Many people think that bitachon (trust in Hashem) means; I'll pray to G-d then sit back and G-d will do the work for me.
That isn't bitachon...that is laziness. Bitachon means that one takes responsibility for one's life, and accepts Hashem's response as correct and healthy for them, whether or not on the face of it the response appears to be correct and healthy.
I know that often I have lacked faith in Hashem; things have gone "wrong" and try as we might things continued to go "wrong". I would become angry, did not want to pray, felt that life was horrific and we were abandoned by G-d.
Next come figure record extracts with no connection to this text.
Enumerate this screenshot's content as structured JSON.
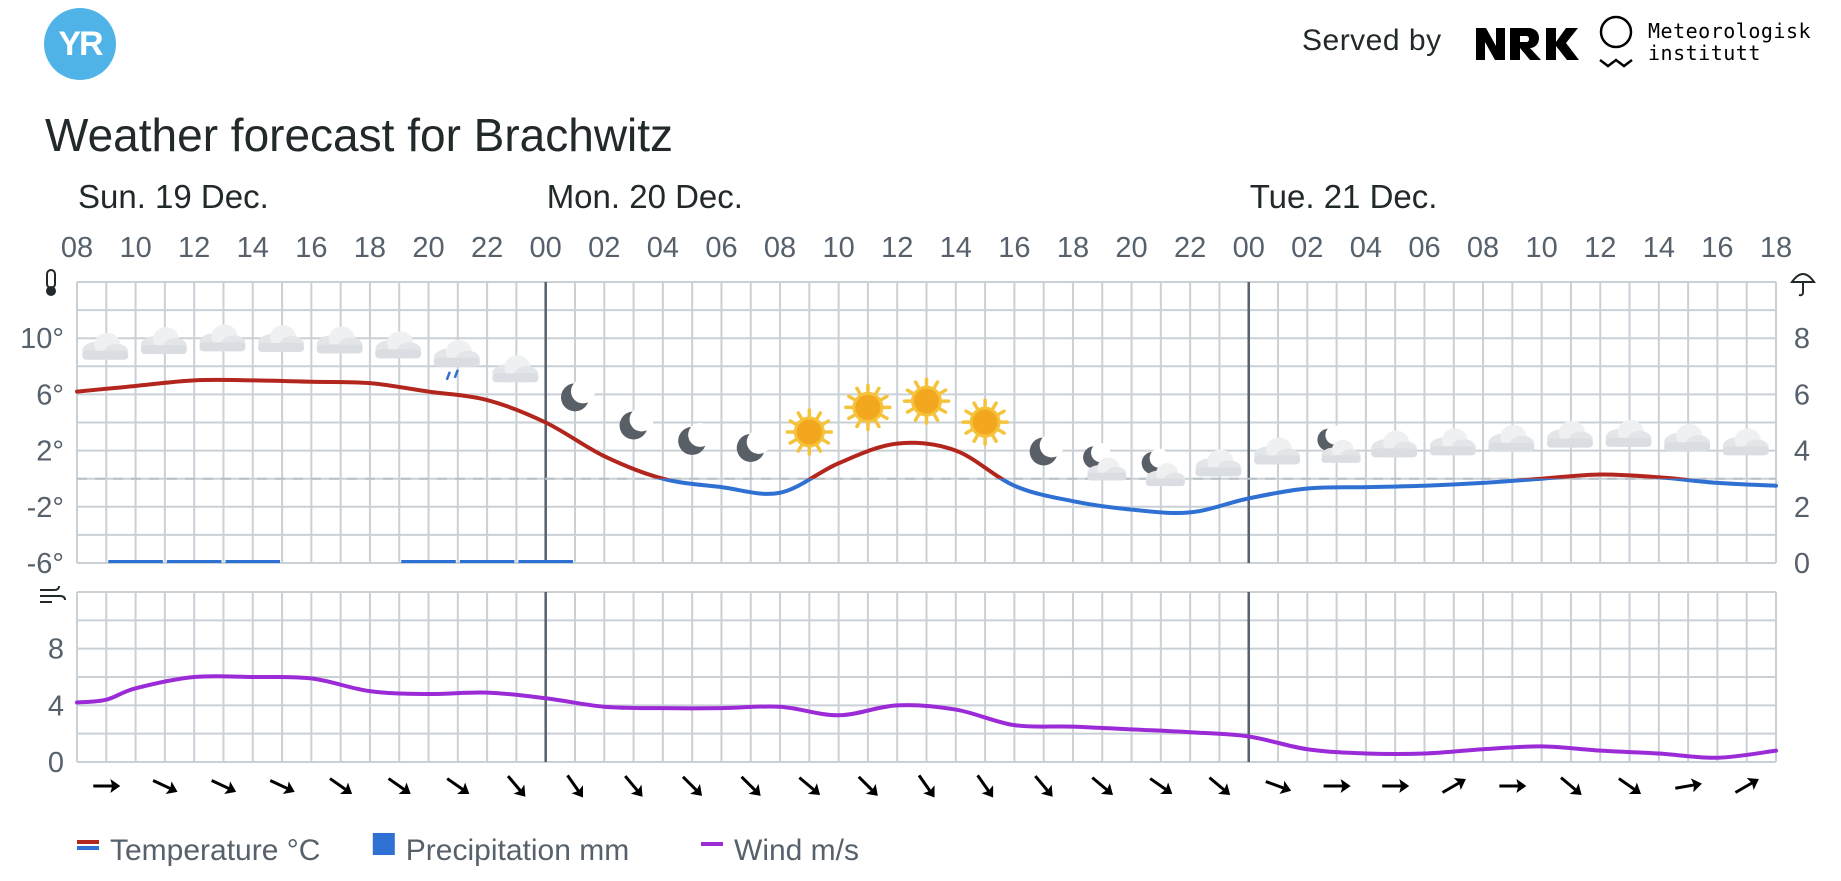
{
  "header": {
    "logo_text": "YR",
    "served_by": "Served by",
    "nrk_logo": "NRK",
    "met_line1": "Meteorologisk",
    "met_line2": "institutt"
  },
  "title": "Weather forecast for Brachwitz",
  "chart_data": {
    "type": "line",
    "days": [
      {
        "label": "Sun. 19 Dec.",
        "index": 0
      },
      {
        "label": "Mon. 20 Dec.",
        "index": 8
      },
      {
        "label": "Tue. 21 Dec.",
        "index": 20
      }
    ],
    "hours": [
      "08",
      "10",
      "12",
      "14",
      "16",
      "18",
      "20",
      "22",
      "00",
      "02",
      "04",
      "06",
      "08",
      "10",
      "12",
      "14",
      "16",
      "18",
      "20",
      "22",
      "00",
      "02",
      "04",
      "06",
      "08",
      "10",
      "12",
      "14",
      "16",
      "18"
    ],
    "temperature": {
      "name": "Temperature °C",
      "ylabels": [
        "10°",
        "6°",
        "2°",
        "-2°",
        "-6°"
      ],
      "yticks": [
        10,
        6,
        2,
        -2,
        -6
      ],
      "ylim": [
        -6,
        14
      ],
      "x": [
        0,
        0.5,
        1,
        2,
        3,
        4,
        5,
        6,
        7,
        8,
        9,
        10,
        11,
        12,
        13,
        14,
        15,
        16,
        17,
        18,
        19,
        20,
        21,
        22,
        23,
        24,
        25,
        26,
        27,
        28,
        29
      ],
      "values": [
        6.2,
        6.4,
        6.6,
        7.0,
        7.0,
        6.9,
        6.8,
        6.2,
        5.6,
        4.0,
        1.6,
        0.0,
        -0.6,
        -1.0,
        1.1,
        2.5,
        2.0,
        -0.5,
        -1.6,
        -2.2,
        -2.4,
        -1.4,
        -0.7,
        -0.6,
        -0.5,
        -0.3,
        0.0,
        0.3,
        0.1,
        -0.3,
        -0.5
      ],
      "color_warm": "#b3261e",
      "color_cold": "#2f70d3"
    },
    "precipitation": {
      "name": "Precipitation mm",
      "ylabels": [
        "8",
        "6",
        "4",
        "2",
        "0"
      ],
      "ylim": [
        0,
        10
      ],
      "bars": [
        {
          "x": 1,
          "value": 0.1
        },
        {
          "x": 2,
          "value": 0.1
        },
        {
          "x": 3,
          "value": 0.1
        },
        {
          "x": 6,
          "value": 0.1
        },
        {
          "x": 7,
          "value": 0.1
        },
        {
          "x": 8,
          "value": 0.1
        }
      ],
      "color": "#2f70d3"
    },
    "wind": {
      "name": "Wind m/s",
      "ylabels": [
        "8",
        "4",
        "0"
      ],
      "yticks": [
        8,
        4,
        0
      ],
      "ylim": [
        0,
        12
      ],
      "x": [
        0,
        0.5,
        1,
        2,
        3,
        4,
        5,
        6,
        7,
        8,
        9,
        10,
        11,
        12,
        13,
        14,
        15,
        16,
        17,
        18,
        19,
        20,
        21,
        22,
        23,
        24,
        25,
        26,
        27,
        28,
        29
      ],
      "values": [
        4.2,
        4.4,
        5.2,
        6.0,
        6.0,
        5.9,
        5.0,
        4.8,
        4.9,
        4.5,
        3.9,
        3.8,
        3.8,
        3.9,
        3.3,
        4.0,
        3.7,
        2.6,
        2.5,
        2.3,
        2.1,
        1.8,
        0.9,
        0.6,
        0.6,
        0.9,
        1.1,
        0.8,
        0.6,
        0.3,
        0.8
      ],
      "color": "#9b2bd6"
    },
    "weather_icons": [
      "cloudy",
      "cloudy",
      "cloudy",
      "cloudy",
      "cloudy",
      "cloudy",
      "light-rain",
      "cloudy",
      "clear-night",
      "clear-night",
      "clear-night",
      "clear-night",
      "clear-day",
      "clear-day",
      "clear-day",
      "clear-day",
      "clear-night",
      "partly-cloudy-night",
      "partly-cloudy-night",
      "cloudy",
      "cloudy",
      "partly-cloudy-night",
      "cloudy",
      "cloudy",
      "cloudy",
      "cloudy",
      "cloudy",
      "cloudy",
      "cloudy"
    ],
    "wind_arrows_deg": [
      0,
      25,
      25,
      25,
      35,
      35,
      35,
      50,
      55,
      50,
      45,
      45,
      40,
      45,
      55,
      55,
      50,
      40,
      35,
      40,
      20,
      0,
      0,
      -30,
      0,
      40,
      35,
      -10,
      -30
    ],
    "legend": [
      {
        "label": "Temperature °C",
        "swatch": "temperature"
      },
      {
        "label": "Precipitation mm",
        "swatch": "precipitation"
      },
      {
        "label": "Wind m/s",
        "swatch": "wind"
      }
    ],
    "colors": {
      "grid": "#c9d0d6",
      "day_divider": "#56616c",
      "zero_line": "#c9d0d6",
      "arrow": "#000000"
    },
    "icons": {
      "temperature_axis": "thermometer-icon",
      "precipitation_axis": "umbrella-icon",
      "wind_axis": "wind-icon"
    }
  }
}
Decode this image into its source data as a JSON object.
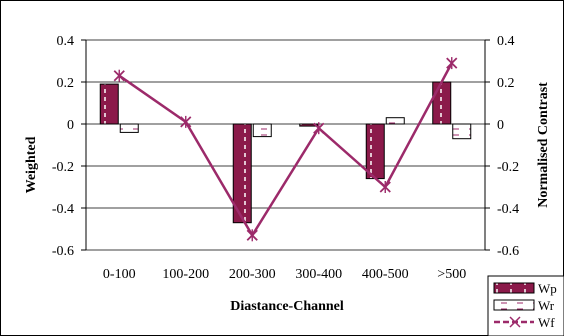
{
  "chart_data": {
    "type": "bar",
    "categories": [
      "0-100",
      "100-200",
      "200-300",
      "300-400",
      "400-500",
      ">500"
    ],
    "xlabel": "Diastance-Channel",
    "ylabel_left": "Weighted",
    "ylabel_right": "Normalised Contrast",
    "ylim_left": [
      -0.6,
      0.4
    ],
    "ylim_right": [
      -0.6,
      0.4
    ],
    "yticks_left": [
      "0.4",
      "0.2",
      "0",
      "-0.2",
      "-0.4",
      "-0.6"
    ],
    "yticks_right": [
      "0.4",
      "0.2",
      "0",
      "-0.2",
      "-0.4",
      "-0.6"
    ],
    "grid": true,
    "legend_position": "bottom-right",
    "series": [
      {
        "name": "Wp",
        "kind": "bar",
        "color": "#8b1a4a",
        "values": [
          0.19,
          null,
          -0.47,
          -0.01,
          -0.26,
          0.2
        ]
      },
      {
        "name": "Wr",
        "kind": "bar",
        "color": "#ffffff",
        "values": [
          -0.04,
          null,
          -0.06,
          null,
          0.03,
          -0.07
        ]
      },
      {
        "name": "Wf",
        "kind": "line",
        "color": "#9c2a6a",
        "values": [
          0.23,
          0.01,
          -0.53,
          -0.02,
          -0.3,
          0.29
        ]
      }
    ]
  }
}
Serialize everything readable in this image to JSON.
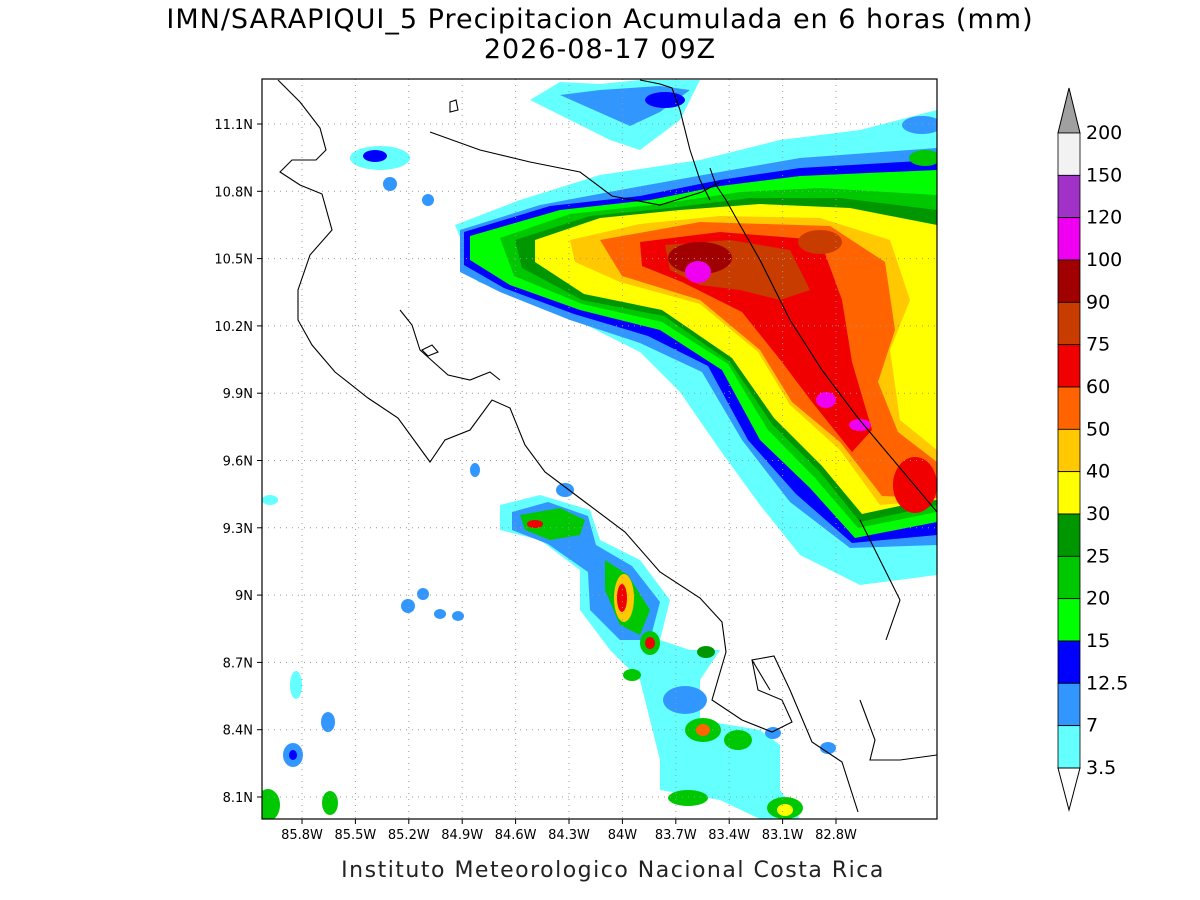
{
  "header": {
    "title": "IMN/SARAPIQUI_5 Precipitacion Acumulada en 6 horas (mm)",
    "subtitle": "2026-08-17 09Z"
  },
  "map": {
    "x_labels": [
      "85.8W",
      "85.5W",
      "85.2W",
      "84.9W",
      "84.6W",
      "84.3W",
      "84W",
      "83.7W",
      "83.4W",
      "83.1W",
      "82.8W"
    ],
    "y_labels": [
      "11.1N",
      "10.8N",
      "10.5N",
      "10.2N",
      "9.9N",
      "9.6N",
      "9.3N",
      "9N",
      "8.7N",
      "8.4N",
      "8.1N"
    ]
  },
  "colorbar": {
    "labels": [
      "200",
      "150",
      "120",
      "100",
      "90",
      "75",
      "60",
      "50",
      "40",
      "30",
      "25",
      "20",
      "15",
      "12.5",
      "7",
      "3.5"
    ],
    "colors": [
      "#f2f2f2",
      "#a032c8",
      "#f000f0",
      "#a00000",
      "#c83c00",
      "#f00000",
      "#ff6400",
      "#ffc800",
      "#ffff00",
      "#009600",
      "#00c800",
      "#00ff00",
      "#0000ff",
      "#3296ff",
      "#64ffff"
    ],
    "over_color": "#a0a0a0",
    "under_color": "#ffffff"
  },
  "footer": "Instituto Meteorologico Nacional Costa Rica"
}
And then I would let go...of the anger and the fear. Okay, this is the way Hashem wants it. Deep breath. Not getting paid for months at a time ended up with my being paid at just the moment that we needed to be paid. The fridge dying ended up at the perfect time for us to get a new fridge.
I trust Hashem. That is where I put my faith. I do not put my faith in the governments or in any political party or leader. I trust Hashem. That doesn't mean I lie back and wait for it. I'm in a partnership here.
I work. I put my nose to the grindstone. I heave and ho and I struggle.
But what I mean by bitachon is I give up the fear and the anger and the worry and the concern...and trust that what is happening is for my good no matter how bleak it appears at the moment.
Bitachon is not a work free life; it is not a life free of thought or consideration. It is a life free of fear.